By: Susan Georgia
Quinoa (pronounced KEEN-wah) has been consumed in South America for thousands of years, but is relatively new to the United States. It is considered a “superfood” because of its high protein, fiber, and mineral content. It is also gluten-free, has a low glycemic index, and is relatively inexpensive. Quinoa is the only grain that contains all of the essential amino acids necessary to make a complete protein, so it is a great base for vegetarian meals. More detailed information on the nutritional benefits of quinoa can be found at: http://authoritynutrition.com/11-proven-benefits-of-quinoa/
That being said, I like quinoa because it is easy to prepare, versatile, and it tastes good. It can be served warm as a hot cereal or made into a pilaf, but my preferred way to eat it is in salads. Below is one of my favorite quinoa salad recipes, but if this one doesn’t appeal to you, a quick online search will provide a wide variety of others to choose from. If you haven’t tried quinoa, trust me, it’s worth the effort to seek it out and add it to your diet.
This salad reminds me of a fresh, light, healthy version of Cranberry-Nut Bread. It can be enjoyed in a number of ways. It is a great side dish for grilled or rotisserie chicken, but I usually eat it as a main dish for a light weekday lunch. At the end, I’ve listed some ways to change up the basic recipe. When I make it with pecans and diced apple it reminds me Waldorf Salad, but much healthier.
Cranberry-Nut Quinoa Salad
Salad:
1 cup raw quinoa
2 cups water or broth
3/4 cup diced celery
1/2 cup chopped Italian parsley
3/4 cup dried cranberries
3/4 cup chopped pecans or walnuts
Dressing:
2 oranges
1 tbsp balsamic vinegar
1/2 tsp salt
1/8 tsp black pepper
3 tbsp extra virgin olive oil
Optional Ingredients can be used such as: Diced or shredded cooked chicken or turkey, Mandarin orange segments (fresh or canned), Diced apple or pear (cut and add at serving time to prevent browning), Bed of fresh greens (romaine, baby spinach, or spring mix are good options).

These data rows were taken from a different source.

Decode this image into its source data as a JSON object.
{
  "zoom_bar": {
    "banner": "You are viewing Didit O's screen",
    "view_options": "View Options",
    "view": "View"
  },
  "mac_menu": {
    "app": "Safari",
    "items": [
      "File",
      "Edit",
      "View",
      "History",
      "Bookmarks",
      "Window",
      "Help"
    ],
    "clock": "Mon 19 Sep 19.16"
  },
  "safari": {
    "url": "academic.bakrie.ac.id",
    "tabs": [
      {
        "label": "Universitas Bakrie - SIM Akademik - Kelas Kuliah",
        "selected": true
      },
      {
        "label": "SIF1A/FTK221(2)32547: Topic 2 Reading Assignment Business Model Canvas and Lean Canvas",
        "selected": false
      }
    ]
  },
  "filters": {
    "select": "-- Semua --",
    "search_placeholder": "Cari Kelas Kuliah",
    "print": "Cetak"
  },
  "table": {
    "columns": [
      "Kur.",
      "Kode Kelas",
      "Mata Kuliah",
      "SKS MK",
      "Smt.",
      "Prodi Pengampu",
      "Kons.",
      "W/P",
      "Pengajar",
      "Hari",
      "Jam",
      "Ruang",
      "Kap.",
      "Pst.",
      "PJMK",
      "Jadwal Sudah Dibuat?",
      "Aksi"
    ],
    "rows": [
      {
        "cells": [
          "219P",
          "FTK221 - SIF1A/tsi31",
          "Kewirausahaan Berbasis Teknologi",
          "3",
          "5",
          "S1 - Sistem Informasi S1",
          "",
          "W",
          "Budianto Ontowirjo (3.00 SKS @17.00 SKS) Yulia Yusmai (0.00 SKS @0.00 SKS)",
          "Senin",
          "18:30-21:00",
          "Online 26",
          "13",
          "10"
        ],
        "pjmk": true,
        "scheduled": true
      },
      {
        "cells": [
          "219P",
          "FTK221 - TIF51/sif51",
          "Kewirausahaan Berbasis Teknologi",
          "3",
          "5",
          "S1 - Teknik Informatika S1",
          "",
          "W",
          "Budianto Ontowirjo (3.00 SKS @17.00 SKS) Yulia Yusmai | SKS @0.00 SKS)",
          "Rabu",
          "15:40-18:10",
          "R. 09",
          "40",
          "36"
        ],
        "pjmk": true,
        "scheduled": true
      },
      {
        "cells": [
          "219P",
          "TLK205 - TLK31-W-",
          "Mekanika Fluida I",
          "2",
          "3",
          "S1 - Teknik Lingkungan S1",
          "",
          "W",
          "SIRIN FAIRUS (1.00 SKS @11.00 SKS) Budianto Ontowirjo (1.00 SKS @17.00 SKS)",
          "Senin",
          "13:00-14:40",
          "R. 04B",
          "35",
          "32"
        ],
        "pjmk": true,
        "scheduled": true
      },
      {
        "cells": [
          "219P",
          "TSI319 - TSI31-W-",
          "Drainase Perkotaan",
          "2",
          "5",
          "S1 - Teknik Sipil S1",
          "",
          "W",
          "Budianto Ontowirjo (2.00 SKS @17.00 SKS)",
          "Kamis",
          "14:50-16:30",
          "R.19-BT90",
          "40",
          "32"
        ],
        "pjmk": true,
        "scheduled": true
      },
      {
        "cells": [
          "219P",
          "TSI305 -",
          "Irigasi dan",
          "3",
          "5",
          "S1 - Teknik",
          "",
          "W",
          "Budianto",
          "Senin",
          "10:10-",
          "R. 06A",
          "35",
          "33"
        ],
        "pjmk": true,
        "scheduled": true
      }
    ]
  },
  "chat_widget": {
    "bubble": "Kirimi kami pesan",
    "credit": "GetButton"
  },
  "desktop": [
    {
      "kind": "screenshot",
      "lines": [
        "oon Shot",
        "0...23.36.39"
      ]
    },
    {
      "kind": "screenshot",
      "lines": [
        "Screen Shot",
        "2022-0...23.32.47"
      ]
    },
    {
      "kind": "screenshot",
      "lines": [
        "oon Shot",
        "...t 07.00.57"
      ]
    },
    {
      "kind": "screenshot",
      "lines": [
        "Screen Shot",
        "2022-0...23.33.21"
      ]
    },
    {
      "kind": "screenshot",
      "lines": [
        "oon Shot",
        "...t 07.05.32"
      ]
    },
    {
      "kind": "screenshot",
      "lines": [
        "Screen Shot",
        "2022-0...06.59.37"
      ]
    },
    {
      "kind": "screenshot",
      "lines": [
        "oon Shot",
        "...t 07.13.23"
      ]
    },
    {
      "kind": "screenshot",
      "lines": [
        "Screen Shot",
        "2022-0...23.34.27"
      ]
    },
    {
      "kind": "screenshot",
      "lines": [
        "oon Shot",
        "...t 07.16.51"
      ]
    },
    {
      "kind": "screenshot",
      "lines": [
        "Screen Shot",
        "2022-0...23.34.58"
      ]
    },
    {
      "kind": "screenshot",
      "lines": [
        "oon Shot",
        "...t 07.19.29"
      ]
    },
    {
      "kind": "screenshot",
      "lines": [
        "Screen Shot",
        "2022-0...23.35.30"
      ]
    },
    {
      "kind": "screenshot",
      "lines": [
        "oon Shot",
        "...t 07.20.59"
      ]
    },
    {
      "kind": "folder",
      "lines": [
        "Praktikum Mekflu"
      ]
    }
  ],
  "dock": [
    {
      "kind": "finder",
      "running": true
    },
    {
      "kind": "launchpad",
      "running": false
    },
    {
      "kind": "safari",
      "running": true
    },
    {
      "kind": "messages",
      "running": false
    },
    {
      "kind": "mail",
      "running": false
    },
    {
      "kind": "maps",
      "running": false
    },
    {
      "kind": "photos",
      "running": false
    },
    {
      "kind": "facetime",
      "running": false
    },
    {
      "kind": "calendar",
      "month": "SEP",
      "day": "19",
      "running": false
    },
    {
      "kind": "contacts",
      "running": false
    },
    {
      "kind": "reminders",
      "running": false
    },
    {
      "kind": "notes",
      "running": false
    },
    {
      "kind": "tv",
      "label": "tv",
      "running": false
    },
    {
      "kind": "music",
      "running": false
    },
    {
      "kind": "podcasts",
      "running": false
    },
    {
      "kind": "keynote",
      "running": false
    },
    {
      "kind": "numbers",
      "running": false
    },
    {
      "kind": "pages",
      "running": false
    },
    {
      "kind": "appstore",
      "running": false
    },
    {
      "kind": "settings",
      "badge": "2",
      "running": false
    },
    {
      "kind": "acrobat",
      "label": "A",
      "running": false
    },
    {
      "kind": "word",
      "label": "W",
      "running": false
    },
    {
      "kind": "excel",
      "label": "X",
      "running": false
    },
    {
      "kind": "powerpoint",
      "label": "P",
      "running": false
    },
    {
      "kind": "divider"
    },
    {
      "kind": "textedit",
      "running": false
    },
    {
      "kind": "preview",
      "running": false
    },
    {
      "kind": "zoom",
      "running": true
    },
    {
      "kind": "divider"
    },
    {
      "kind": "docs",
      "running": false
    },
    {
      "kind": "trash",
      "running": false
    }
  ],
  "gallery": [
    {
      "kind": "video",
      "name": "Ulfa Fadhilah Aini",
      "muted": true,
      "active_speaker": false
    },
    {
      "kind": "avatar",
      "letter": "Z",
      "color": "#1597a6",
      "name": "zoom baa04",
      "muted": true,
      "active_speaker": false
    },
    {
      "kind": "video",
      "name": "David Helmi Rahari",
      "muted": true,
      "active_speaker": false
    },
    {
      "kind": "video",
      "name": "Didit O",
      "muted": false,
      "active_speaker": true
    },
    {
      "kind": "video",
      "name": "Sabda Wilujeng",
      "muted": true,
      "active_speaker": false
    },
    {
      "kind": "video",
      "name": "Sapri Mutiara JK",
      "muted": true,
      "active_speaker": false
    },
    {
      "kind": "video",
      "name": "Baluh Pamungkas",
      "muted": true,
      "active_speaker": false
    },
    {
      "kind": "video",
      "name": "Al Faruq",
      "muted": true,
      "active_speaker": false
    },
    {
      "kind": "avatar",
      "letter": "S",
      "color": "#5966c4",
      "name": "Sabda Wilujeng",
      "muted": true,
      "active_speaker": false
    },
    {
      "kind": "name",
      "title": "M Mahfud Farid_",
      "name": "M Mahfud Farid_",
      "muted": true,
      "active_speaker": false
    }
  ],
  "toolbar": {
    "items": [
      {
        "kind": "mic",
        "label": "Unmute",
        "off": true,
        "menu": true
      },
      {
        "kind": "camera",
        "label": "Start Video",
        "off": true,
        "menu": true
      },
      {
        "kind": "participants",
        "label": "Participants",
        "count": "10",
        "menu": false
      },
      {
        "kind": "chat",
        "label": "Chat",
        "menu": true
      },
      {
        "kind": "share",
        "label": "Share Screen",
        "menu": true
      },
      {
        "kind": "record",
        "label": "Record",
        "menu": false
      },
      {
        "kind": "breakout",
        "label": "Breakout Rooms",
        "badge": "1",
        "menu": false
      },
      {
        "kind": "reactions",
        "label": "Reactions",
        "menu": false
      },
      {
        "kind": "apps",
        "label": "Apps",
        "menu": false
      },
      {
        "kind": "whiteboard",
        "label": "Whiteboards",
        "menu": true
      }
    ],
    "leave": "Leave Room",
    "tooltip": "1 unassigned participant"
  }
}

Whatever sounds good to you; I tossed in fresh blackberries the other day just because I happened to have them.
Cook the quinoa.
Stovetop: Add quinoa and water or broth to a saucepan. If using water, add a little salt to taste. Bring to a boil and simmer for about 15 minutes.
Microwave (my method): Add quinoa and water or broth to a microwave safe bowl. If using water, add a little salt to taste. Cover and cook on 100% power for about 4 minutes, or until it reaches a boil. Stir an cook on 50% power for 15 minutes.
After cooking, the quinoa should have absorbed most of the water and look kind of fluffy. Set it aside to cool.
Zest one orange and juice both oranges. Mix ½ cup of orange juice with zest, balsamic vinegar, salt, and pepper. Whisk in olive oil.
If I have extra juice, I will sometimes toss it with the dried cranberries to give them extra flavor. You can also use it to make extra dressing it you are planning to serve the salad on top of greens. In large bowl, combine celery, cranberries, and parsley with cooked quinoa. Toss with dressing and chill. Mix in nuts and optional ingredients just before serving.